There are some exceptions which could extend these statutes of limitations:

  • If you have an amount due and payable for tax reporting periods before January 1, 2003, and
  • You did not participate in the 2005 tax amnesty program
  • Fraud or intent to evade tax is discovered
  • From  January 1, 2009, if the BOE has audited a company that has gone out of business, they  can issue a deficiency determination (that is, a bill for unpaid tax and penalties) to a responsible person within the earlier of the following two periods:

  • “Three years after the last day of the calendar month following the quarterly period in which we obtain actual knowledge of the entity’s termination, dissolution, or abandonment. (Knowledge through its audit activities, compliance activities, or written communication by the business.)"
  • “Eight years after the last day of the calendar month following the quarterly period in which the entity was terminated, dissolved, or abandoned. If the business files a notice of termination, dissolution, or abandonment of the entity with a state or local agency other than the BOE, that filing will not constitute actual knowledge by the BOE of the filing.”

Appealing the findings of a sales tax audit

  • Appealing to the BOE

The process for appealing a BOE sales tax audit begins at the exit conference after the auditor has finished their investigation. If you disagree with the auditor’s report, you will generally be given a time period within which to collect evidence and make your case. The BOE appeals process is lengthy, so you will have several opportunities to prove that you do not owe the assessed liability. If your appeal is denied at every level, you can eventually appeal to the courts, although California law requires that you must pay the assessed tax (minus interest) before you can file. If the court finds in your favor, then you can request a refund.

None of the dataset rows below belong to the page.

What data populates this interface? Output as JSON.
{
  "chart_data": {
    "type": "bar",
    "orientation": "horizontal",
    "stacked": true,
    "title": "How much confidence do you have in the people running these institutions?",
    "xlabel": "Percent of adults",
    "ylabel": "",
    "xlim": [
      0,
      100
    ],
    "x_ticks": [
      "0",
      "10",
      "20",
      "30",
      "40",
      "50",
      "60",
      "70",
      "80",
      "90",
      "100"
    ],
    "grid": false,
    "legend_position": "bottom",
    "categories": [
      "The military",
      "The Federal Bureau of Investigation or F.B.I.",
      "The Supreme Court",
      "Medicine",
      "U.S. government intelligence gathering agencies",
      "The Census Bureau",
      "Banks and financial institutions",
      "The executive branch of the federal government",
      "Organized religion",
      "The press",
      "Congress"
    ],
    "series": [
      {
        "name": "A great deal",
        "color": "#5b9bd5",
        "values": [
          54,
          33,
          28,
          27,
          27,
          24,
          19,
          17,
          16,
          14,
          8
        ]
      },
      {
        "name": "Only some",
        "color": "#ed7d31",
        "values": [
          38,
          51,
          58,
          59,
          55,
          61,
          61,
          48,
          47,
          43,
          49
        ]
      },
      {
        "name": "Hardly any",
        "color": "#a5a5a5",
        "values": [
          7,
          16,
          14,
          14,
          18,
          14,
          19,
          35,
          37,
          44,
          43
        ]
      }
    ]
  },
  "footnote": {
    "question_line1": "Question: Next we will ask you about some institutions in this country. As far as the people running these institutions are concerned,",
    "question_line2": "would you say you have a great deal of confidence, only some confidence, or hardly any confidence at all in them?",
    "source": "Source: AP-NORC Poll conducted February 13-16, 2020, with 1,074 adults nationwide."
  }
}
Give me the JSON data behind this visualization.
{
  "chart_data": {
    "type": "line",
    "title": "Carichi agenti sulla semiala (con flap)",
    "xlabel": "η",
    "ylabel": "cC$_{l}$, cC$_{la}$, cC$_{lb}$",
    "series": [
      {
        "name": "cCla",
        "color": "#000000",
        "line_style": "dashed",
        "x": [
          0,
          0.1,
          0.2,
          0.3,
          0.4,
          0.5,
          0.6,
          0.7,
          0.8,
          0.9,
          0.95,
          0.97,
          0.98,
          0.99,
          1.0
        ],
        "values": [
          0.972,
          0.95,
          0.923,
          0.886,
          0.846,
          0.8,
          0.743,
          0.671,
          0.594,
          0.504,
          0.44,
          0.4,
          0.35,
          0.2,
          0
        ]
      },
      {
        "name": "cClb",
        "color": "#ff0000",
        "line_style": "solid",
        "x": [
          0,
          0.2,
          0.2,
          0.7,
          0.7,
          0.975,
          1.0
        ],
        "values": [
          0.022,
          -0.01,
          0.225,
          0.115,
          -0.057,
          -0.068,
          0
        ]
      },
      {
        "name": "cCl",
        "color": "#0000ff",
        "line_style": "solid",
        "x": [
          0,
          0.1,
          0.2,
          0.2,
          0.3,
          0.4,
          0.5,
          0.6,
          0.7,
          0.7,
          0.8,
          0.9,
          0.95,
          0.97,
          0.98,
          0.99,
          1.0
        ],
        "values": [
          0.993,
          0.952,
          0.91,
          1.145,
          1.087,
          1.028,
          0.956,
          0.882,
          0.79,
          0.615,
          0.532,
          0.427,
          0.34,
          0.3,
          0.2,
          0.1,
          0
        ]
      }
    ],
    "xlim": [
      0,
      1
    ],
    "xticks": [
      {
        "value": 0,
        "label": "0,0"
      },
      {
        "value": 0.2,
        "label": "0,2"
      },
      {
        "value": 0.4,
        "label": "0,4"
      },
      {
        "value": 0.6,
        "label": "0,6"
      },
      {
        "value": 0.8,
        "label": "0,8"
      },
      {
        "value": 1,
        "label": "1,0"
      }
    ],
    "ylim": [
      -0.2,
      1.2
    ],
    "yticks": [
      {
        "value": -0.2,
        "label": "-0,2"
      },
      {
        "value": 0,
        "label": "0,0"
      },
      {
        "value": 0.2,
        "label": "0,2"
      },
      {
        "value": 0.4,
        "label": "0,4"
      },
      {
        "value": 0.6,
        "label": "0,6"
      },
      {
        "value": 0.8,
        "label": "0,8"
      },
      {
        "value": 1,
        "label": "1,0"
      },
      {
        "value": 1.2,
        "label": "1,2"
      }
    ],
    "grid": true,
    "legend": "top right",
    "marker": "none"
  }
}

Preventing future audits - how a tax professional can help

While nothing can guarantee that you’ll never undergo an audit, preparing now will make any future audit as painless as possible. Reviewing your sales tax record keeping on a regular basis and making sure that you have good systems and internal checks and balances in place is your best defense. Having a tax professional perform a “reverse audit” or your records from time to time is a great way to ensure that your bookkeeping is impeccable and ready for review by the BOE or the IRS at any time.

If you are selected for an audit, you should consider speaking with a qualified tax attorney early on. Your attorney will be able to determine whether the BOE is operating within the statute of limitations, they will help you prepare and review your records for the auditor, they will work with the BOE to ensure that the audit is conducted properly and fairly, and they will negotiate on your behalf to ensure that you get the best possible outcome in any appeals process or settlement. A sales tax audit is a stressful process for any business, but having an experienced tax lawyer on your side can smooth the way and give you true peace of mind.